Wednesday, December 15, 2010

The Buried Life

(I wrote this post forever ago. In the midst of my mid-terms. Now that I'm in the midst of finals, I thought of it again. This is such a lovely poem. Read it all and you'll be glad you did)


Really loving this poem from Matthew Arnold right now

Yes, yes, we know that we can jest,
We know, we know that we can smile!
But there's a something in this breast, 
to which thy light words bring no rest...
Give me thy hand, and hush awhile,
and turn those limpid eyes on mine,
and let me read there, love! they inmost soul


I knew the mass of men concealed
Their thoughts, for fear that if revealed
They would by other men be met
With blank indifference, or with blame reproved;
I knew they lived and moved
Tricked in disguises, alien to the rest
of men, and alien to themselves - and yet
the same heart beats in every human breast!

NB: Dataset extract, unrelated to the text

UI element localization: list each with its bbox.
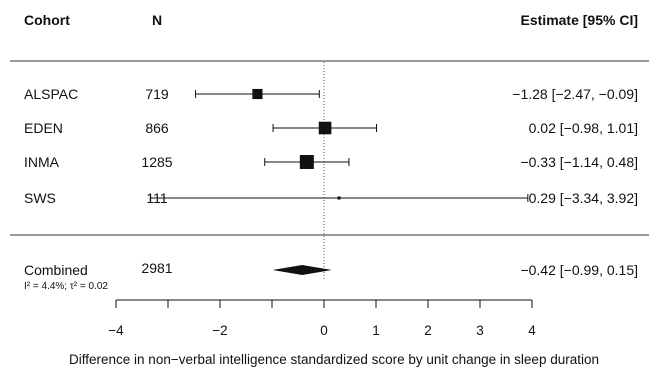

But we, my love! doth like a spell benumb
Our hearts, our voices? - must we too be dumb?
Ah! well for us, if even we, 
Even for a moment can get free
Our heart, and have our lips unchained;
For that which seals them hath been deep-ordained


Fate foresaw the distractions that would possess man,
How he would pour himself in every strife, and well-night change his own identity - 
that it might keep from his capricious play
His genuine self ....
and that we should not see 
The buried stream, and seem to be
eddying at large in blind uncertainty,
Though driving on with it eternally



and the best part:


Only - but this is rare - 
When a beloved hand is laid in ours,
When, jaded with the rush and glare
of the interminable hours,
Our eyes can in another's eyes read clear, 
When our world-deafened ear
Is by the tones of a loved voice caressed -
A bolt is shot back somewhere in our breast,
And a lost pulse of feeling stirs again.
The eye sinks inward, and the heart lies plain,
And what we mean, we say, and what we would, we know.